I was wondering about the feasibility and difficulty of building a device that could read the information the magnetic stripe on a credit card. I think I understand the basic principles, but I'm not clear on how the audio signal is transformed My understanding of the basic functionality of something like the card reader manufactured by Square:
https://www.google.com/patents/US8231055
My understanding of it is this:
The magnetic strip of a credit card is passed through a Tape Head, like those used on a tape deck.
This produces and audible signal, depending on the shape/encoded bits on the strip. There is a specific name for this effect, and I had a wikipedia page on it, but I've lost track of it (If anyone knows who discovered this, or what this is called, I would appreciate it. I think there was also a patent on it)
In the case of Square, the part of the peripheral which connects into the Headphone audio jack has a microphone that picks up the sound? Or is it the microphone on the mobile device?
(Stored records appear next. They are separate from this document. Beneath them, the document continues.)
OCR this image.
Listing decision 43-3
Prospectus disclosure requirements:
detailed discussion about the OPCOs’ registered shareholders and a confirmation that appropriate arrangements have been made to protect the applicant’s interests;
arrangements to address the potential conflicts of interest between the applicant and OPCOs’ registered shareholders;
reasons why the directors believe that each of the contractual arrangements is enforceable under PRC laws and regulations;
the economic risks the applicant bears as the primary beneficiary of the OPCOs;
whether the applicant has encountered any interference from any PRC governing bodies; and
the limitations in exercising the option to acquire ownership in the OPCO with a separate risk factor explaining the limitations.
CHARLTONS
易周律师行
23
Either way, this signal is picked up, and somehow decrypted back into whatever raw data it encodes (Cardholder name, card #, expiration date, etc,etc)
This data goes into some software/API.
I've seen a few scattered resources on youtube/blogs, but nothing really comprehensive about building this from scratch. Is it even possible? I'm a hobbyist without too much knowledge of EE, so please tell me if I'm horribly wrong about anything I've said so far.
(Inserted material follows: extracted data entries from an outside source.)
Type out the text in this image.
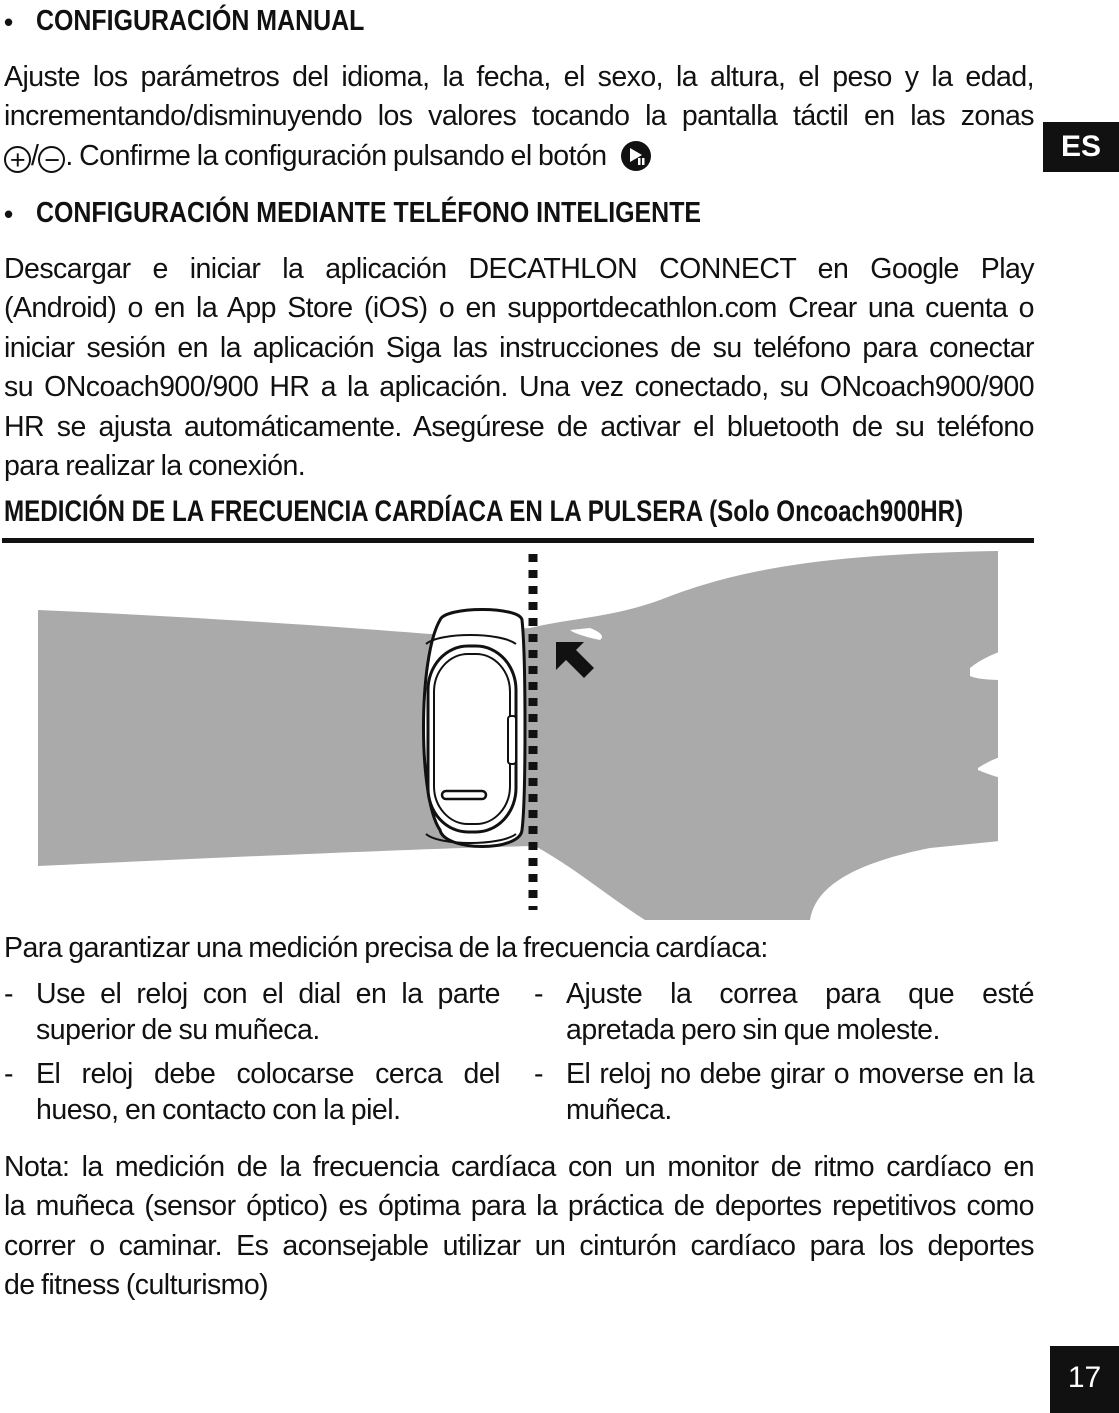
• CONFIGURACIÓN MANUAL
Ajuste los parámetros del idioma, la fecha, el sexo, la altura, el peso y la edad,
incrementando/disminuyendo los valores tocando la pantalla táctil en las zonas
+ / − . Confirme la configuración pulsando el botón	ES
• CONFIGURACIÓN MEDIANTE TELÉFONO INTELIGENTE
Descargar e iniciar la aplicación DECATHLON CONNECT en Google Play
(Android) o en la App Store (iOS) o en supportdecathlon.com Crear una cuenta o
iniciar sesión en la aplicación Siga las instrucciones de su teléfono para conectar
su ONcoach900/900 HR a la aplicación. Una vez conectado, su ONcoach900/900
HR se ajusta automáticamente. Asegúrese de activar el bluetooth de su teléfono
para realizar la conexión.
MEDICIÓN DE LA FRECUENCIA CARDÍACA EN LA PULSERA (Solo Oncoach900HR)
Para garantizar una medición precisa de la frecuencia cardíaca:
- Use el reloj con el dial en la parte superior de su muñeca.
- El reloj debe colocarse cerca del hueso, en contacto con la piel.
- Ajuste la correa para que esté apretada pero sin que moleste.
- El reloj no debe girar o moverse en la muñeca.
Nota: la medición de la frecuencia cardíaca con un monitor de ritmo cardíaco en
la muñeca (sensor óptico) es óptima para la práctica de deportes repetitivos como
correr o caminar. Es aconsejable utilizar un cinturón cardíaco para los deportes
de fitness (culturismo)
17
My main questions are this:
- How do the magnetic grooves within the Mag Strip get converted to an audible signal - is there a name for this effect?
- Where would someone source a Tape Head such as the ones used by Square in the first version of their Card-Reader? Anywhere that they can be purchased online, or do I have to pull apart old Tape Decks?
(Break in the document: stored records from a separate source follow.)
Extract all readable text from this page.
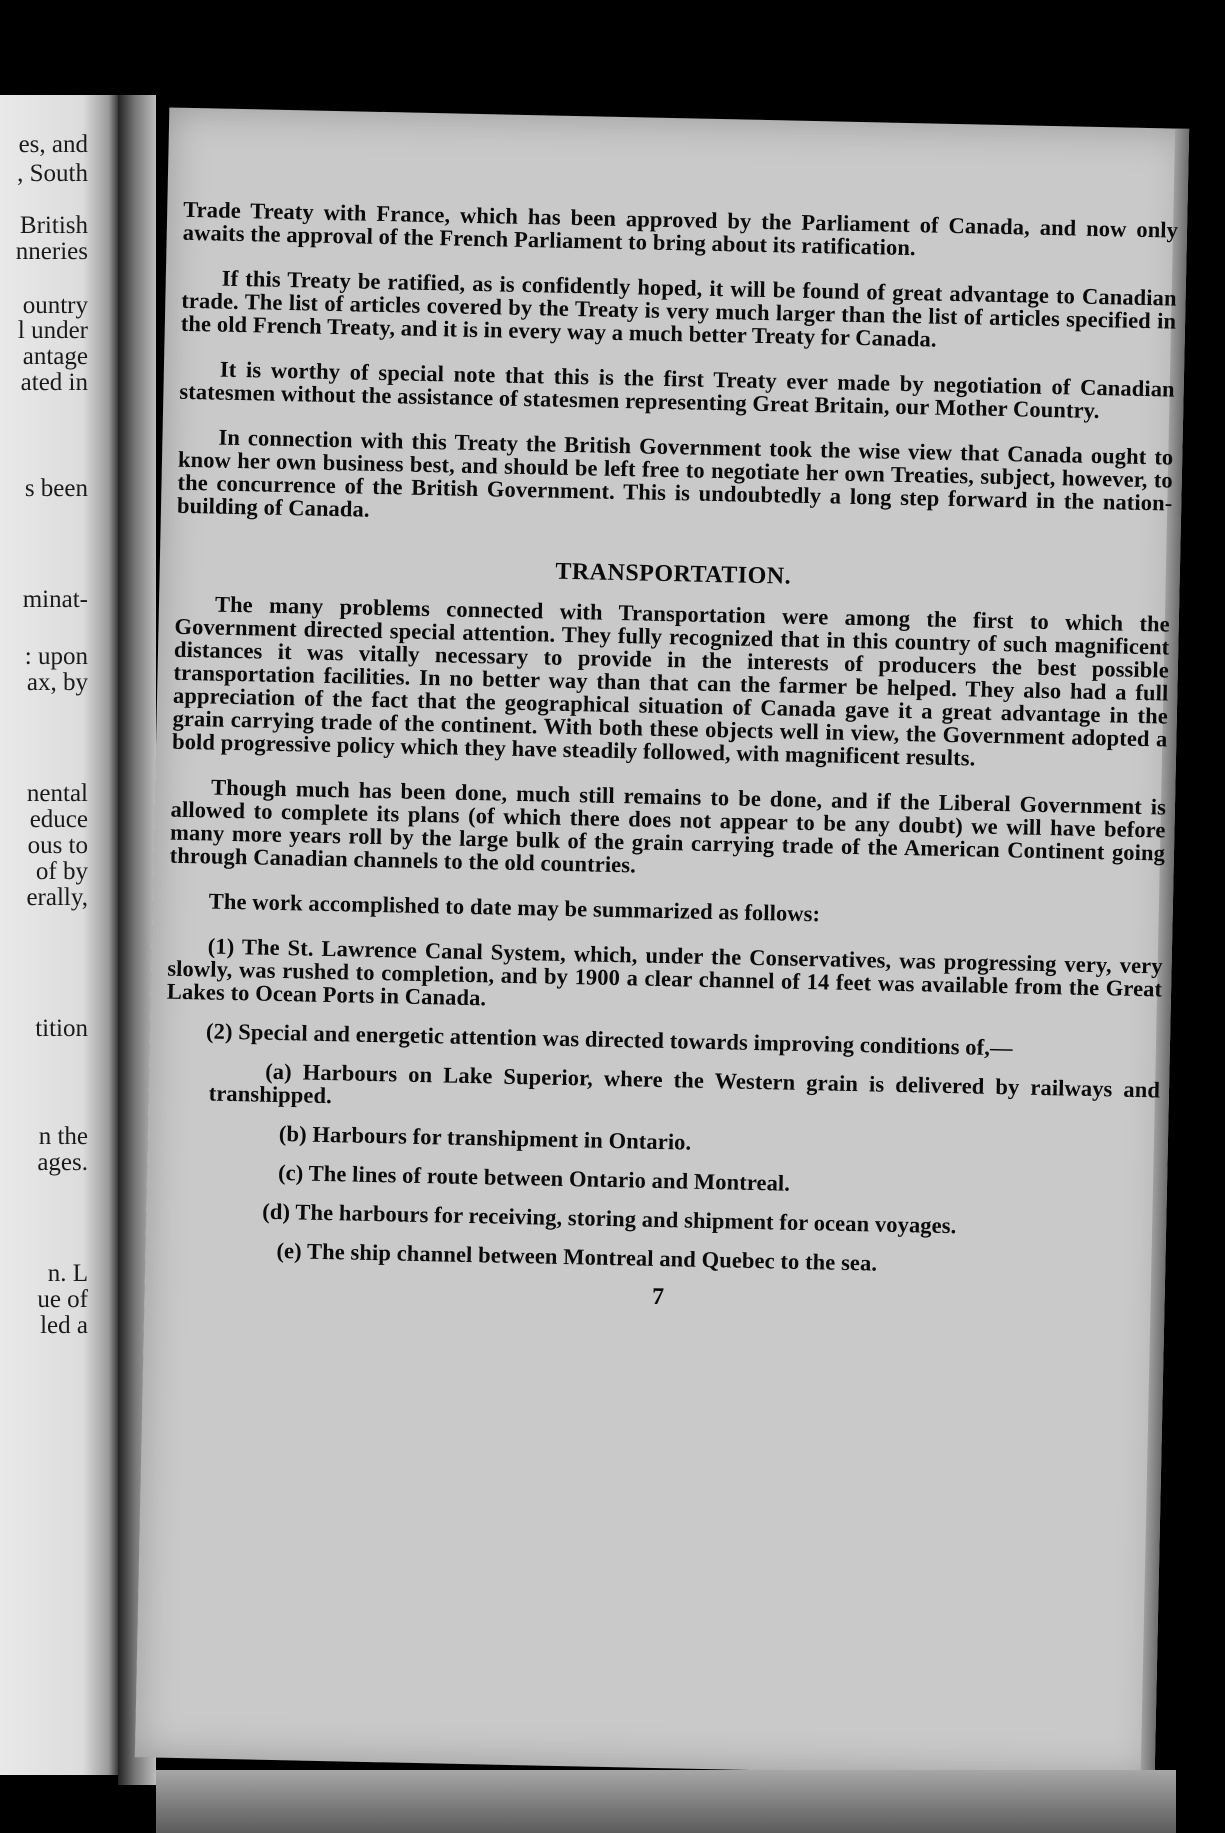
es, and
, South
British
nneries
ountry
l under
antage
ated in
s been
minat-
: upon
ax, by
nental
educe
ous to
of by
erally,
tition
n the
ages.
n. L
ue of
led a

Trade Treaty with France, which has been approved by the Parliament of Canada, and now only awaits the approval of the French Parliament to bring about its ratification.

If this Treaty be ratified, as is confidently hoped, it will be found of great advantage to Canadian trade. The list of articles covered by the Treaty is very much larger than the list of articles specified in the old French Treaty, and it is in every way a much better Treaty for Canada.

It is worthy of special note that this is the first Treaty ever made by negotiation of Canadian statesmen without the assistance of statesmen representing Great Britain, our Mother Country.

In connection with this Treaty the British Government took the wise view that Canada ought to know her own business best, and should be left free to negotiate her own Treaties, subject, however, to the concurrence of the British Government. This is undoubtedly a long step forward in the nation-building of Canada.

TRANSPORTATION.

The many problems connected with Transportation were among the first to which the Government directed special attention. They fully recognized that in this country of such magnificent distances it was vitally necessary to provide in the interests of producers the best possible transportation facilities. In no better way than that can the farmer be helped. They also had a full appreciation of the fact that the geographical situation of Canada gave it a great advantage in the grain carrying trade of the continent. With both these objects well in view, the Government adopted a bold progressive policy which they have steadily followed, with magnificent results.

Though much has been done, much still remains to be done, and if the Liberal Government is allowed to complete its plans (of which there does not appear to be any doubt) we will have before many more years roll by the large bulk of the grain carrying trade of the American Continent going through Canadian channels to the old countries.

The work accomplished to date may be summarized as follows:

(1) The St. Lawrence Canal System, which, under the Conservatives, was progressing very, very slowly, was rushed to completion, and by 1900 a clear channel of 14 feet was available from the Great Lakes to Ocean Ports in Canada.

(2) Special and energetic attention was directed towards improving conditions of,—

(a) Harbours on Lake Superior, where the Western grain is delivered by railways and transhipped.

(b) Harbours for transhipment in Ontario.

(c) The lines of route between Ontario and Montreal.

(d) The harbours for receiving, storing and shipment for ocean voyages.

(e) The ship channel between Montreal and Quebec to the sea.

7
- How is the auditory signal transformed from a card swipe to digits? Is there a formula that is applied to parts of the waveform? Is there any software available? (I can't imagine there would be any legitimate third-party non-enterprise entities fofering this functionality...)
Would all of this be easier to do by just buying a generic Credit Card reader from Ebay? Does every card-read manufacturer have their own card-audio-signal transformation software bundled into their device somewhere?